The article also points out that many people who lose significant
weight constantly have to live in a sort of repressed state where they
feel hungry at all the times and while other people daydream of
tropical vacations the formerly obese dream of "crabs legs dipped in
butter". What silly nonsense. What mainstream America has always
failed to grasp is that their attachment and desires to certain foods
are based on addiction psychologically and physically. Coke, cookies,
white bread have consistently been proven to destabilize blood sugar
in a way to produce cravings much the way many illicit drugs do. Yet
food is not seen as a drug, but much of the packaged, chemical fare
should be seen as such. Instead, we feel deprived because we haven't
been able to step out of the dominant paradigm that associates
happiness with cakes, and cookies, which make one feel left out if one
cannot partake in such sinful pleasures as chocolate cake and movie
popcorn. No.
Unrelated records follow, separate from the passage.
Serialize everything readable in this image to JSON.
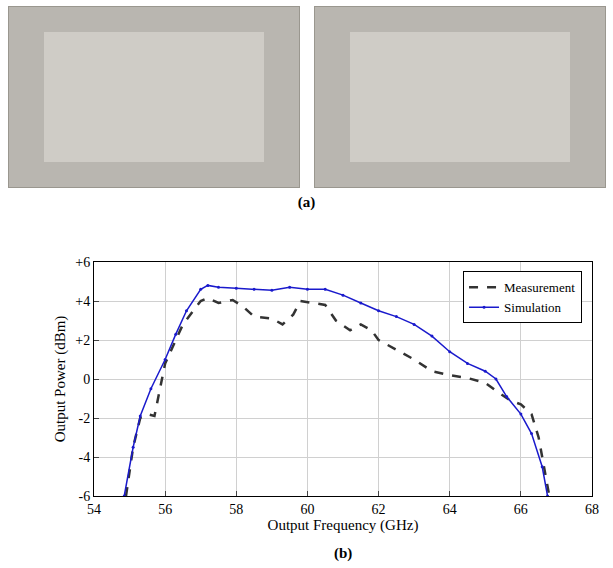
{
  "panel_labels": [
    "(a)",
    "(b)"
  ],
  "chart_data": {
    "type": "line",
    "x_label": "Output Frequency (GHz)",
    "y_label": "Output Power (dBm)",
    "xlim": [
      54,
      68
    ],
    "xticks": [
      54,
      56,
      58,
      60,
      62,
      64,
      66,
      68
    ],
    "ylim": [
      -6,
      6
    ],
    "yticks": [
      -6,
      -4,
      -2,
      0,
      {
        "value": 2,
        "label": "+2"
      },
      {
        "value": 4,
        "label": "+4"
      },
      {
        "value": 6,
        "label": "+6"
      }
    ],
    "grid": true,
    "legend": "top-right",
    "series": [
      {
        "name": "Measurement",
        "color": "#333333",
        "line_style": "dash",
        "marker": "none",
        "x": [
          54.9,
          55.1,
          55.3,
          55.5,
          55.7,
          56.0,
          56.5,
          57.0,
          57.2,
          57.5,
          57.9,
          58.2,
          58.5,
          59.0,
          59.3,
          59.6,
          59.8,
          60.2,
          60.5,
          60.8,
          61.2,
          61.5,
          61.8,
          62.0,
          62.5,
          63.0,
          63.5,
          64.0,
          64.5,
          65.0,
          65.3,
          65.7,
          66.0,
          66.3,
          66.5,
          66.8
        ],
        "values": [
          -6,
          -3.5,
          -2,
          -1.8,
          -1.9,
          0.8,
          2.8,
          4.0,
          4.15,
          3.9,
          4.05,
          3.7,
          3.2,
          3.1,
          2.8,
          3.3,
          4.0,
          3.9,
          3.8,
          3.0,
          2.5,
          2.8,
          2.5,
          2.0,
          1.5,
          1.0,
          0.4,
          0.2,
          0.05,
          -0.2,
          -0.6,
          -1.1,
          -1.3,
          -1.8,
          -3,
          -6
        ]
      },
      {
        "name": "Simulation",
        "color": "#1a1acc",
        "line_style": "solid",
        "marker": "circle",
        "x": [
          54.85,
          55.1,
          55.3,
          55.6,
          56.0,
          56.3,
          56.6,
          57.0,
          57.2,
          57.5,
          58.0,
          58.5,
          59.0,
          59.5,
          60.0,
          60.5,
          61.0,
          61.5,
          62.0,
          62.5,
          63.0,
          63.5,
          64.0,
          64.5,
          65.0,
          65.3,
          65.6,
          66.0,
          66.3,
          66.6,
          66.75
        ],
        "values": [
          -6,
          -3.5,
          -1.9,
          -0.5,
          1.0,
          2.3,
          3.5,
          4.6,
          4.8,
          4.7,
          4.65,
          4.6,
          4.55,
          4.7,
          4.6,
          4.6,
          4.3,
          3.9,
          3.5,
          3.2,
          2.8,
          2.2,
          1.4,
          0.8,
          0.4,
          0.0,
          -0.9,
          -1.8,
          -2.8,
          -4.5,
          -6
        ]
      }
    ]
  }
}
The first step is to form a strong loving relationship
with whole foods in their natural form and to find healthy substitutes
for more "decadent" pleasures. The base has to be whole, unrefined
foods to satiate the body and then the mind and then our body is much
more prepared to deal with the devilish fare we may indulge in from
time to time.

Studying and building flaura, ridding ourselves of packages sweetened
foods, experimenting with fasting and other alternative therapies is
still is the best bet to not only physical rejuvenation but the
spiritual as well.

My struggles with obesity are what made me politically conscious. I
realized who benefited by my ill health and how much of our economy is
driven by over-consumption. While there are very real forces trying
to stem the epidemic, giving free reign to fast food companies to
advertise to children and in a world where even hospital cafeterias
are filled with junk, then the problem is systemic. Which doesn't
mean these studies aren't useful or promising, we just need to be
vigilant in how they are interpreted and the approach to the "cure"
they will take. Are obesity vaccines only a generation away? Am I
the only one who finds this all odd?